Une colère amère a surgi en moi.
Je ne comprenais pas avec ma tête, mais mon petit cœur savait que quelque chose clochait.
La maison sentait encore notre mère.
Nous portions encore les robes qu’elle avait cousues, lavées.
Et maintenant, une autre femme venait prendre sa place.
Aujourd’hui, je comprends.
Mais à l’époque, je les ai détestés, tous les deux.
Je ne sais pas ce qu’elle pensait de nous, mais elle est entrée chez nous au bras de mon père.

Ils avaient un peu bu.
Et elle a dit :

— Si vous m’appelez “maman”, je reste.

J’ai chuchoté à ma petite sœur :

— Ce n’est pas notre maman. Notre vraie maman est morte. Ne l’appelle pas comme ça.

Ma sœur s’est mise à pleurer, et moi, l’aînée, j’ai fait un pas en avant.

— Non, on ne t’appellera pas comme ça.
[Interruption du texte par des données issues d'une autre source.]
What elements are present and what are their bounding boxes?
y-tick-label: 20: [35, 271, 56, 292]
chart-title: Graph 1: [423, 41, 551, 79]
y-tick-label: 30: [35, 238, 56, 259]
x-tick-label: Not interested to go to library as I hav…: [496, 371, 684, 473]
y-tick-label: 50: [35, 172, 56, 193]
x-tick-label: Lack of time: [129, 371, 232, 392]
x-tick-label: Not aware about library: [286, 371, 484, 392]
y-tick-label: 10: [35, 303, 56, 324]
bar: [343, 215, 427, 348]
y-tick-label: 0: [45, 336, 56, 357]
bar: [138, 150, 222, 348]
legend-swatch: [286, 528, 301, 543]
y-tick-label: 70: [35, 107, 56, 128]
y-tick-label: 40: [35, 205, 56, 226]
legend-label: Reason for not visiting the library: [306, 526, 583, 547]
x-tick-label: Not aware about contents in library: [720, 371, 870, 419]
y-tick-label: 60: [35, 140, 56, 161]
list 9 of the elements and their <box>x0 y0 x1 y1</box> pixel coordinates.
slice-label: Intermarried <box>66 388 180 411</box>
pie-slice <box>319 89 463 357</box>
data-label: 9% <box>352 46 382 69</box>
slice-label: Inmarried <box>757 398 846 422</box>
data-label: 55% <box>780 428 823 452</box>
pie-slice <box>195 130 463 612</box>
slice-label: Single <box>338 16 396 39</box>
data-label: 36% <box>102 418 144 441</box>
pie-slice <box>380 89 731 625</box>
Tu n’es pas notre mère. Tu es une étrangère !

— Eh bien, quelle petite insolente ! Dans ce cas, je m’en vais.

Elle a franchi la porte.
Mon père a fait un mouvement pour la suivre, puis s’est figé dans l’embrasure.
Il est resté là, la tête baissée, puis il est revenu vers nous, nous a pris dans ses bras et s’est mis à pleurer.
Nous avons pleuré avec lui.
Même la petite Olguita, dans son berceau, a commencé à geindre.
Nous avons pleuré notre maman.
Et lui, sa femme adorée.
Mais dans nos larmes, il y avait plus de douleur que dans les siennes.
Les larmes d’orphelins sont les mêmes partout dans le monde.
Le chagrin d’une mère perdue ne connaît pas de langue.

Ce fut la première — et la seule — fois où j’ai vu mon père pleurer.

Il est resté avec nous encore deux semaines.
Il travaillait pour une entreprise forestière, et son équipe devait partir en forêt.
Il n’y avait pas d’autre travail dans notre village.
Il a laissé de l’argent à une voisine pour nous nourrir, et a confié Olguita à une autre femme.
Puis il est parti dans les bois.

Nous étions seules.
La voisine venait cuisiner, allumer le feu, puis repartait — elle avait sa propre vie.
Nous passions nos journées dans le froid, affamées, apeurées.

Les villageois ont commencé à se demander comment nous aider.
Il fallait une femme pour sauver notre famille.
Pas n’importe qui — une femme vraiment spéciale, capable d’aimer des enfants qui n’étaient pas les siens.
Mais où en trouver une ?

Quelqu’un a fini par mentionner une parente éloignée d’un voisin.
Une jeune femme que son mari avait quittée parce qu’elle ne pouvait pas avoir d’enfants — ou peut-être avait-elle perdu un enfant et n’en avait jamais eu d’autre.
Personne ne savait vraiment.
Ils ont trouvé son adresse, lui ont écrit, et par l’intermédiaire de tante Maruja, ils ont contacté Lola.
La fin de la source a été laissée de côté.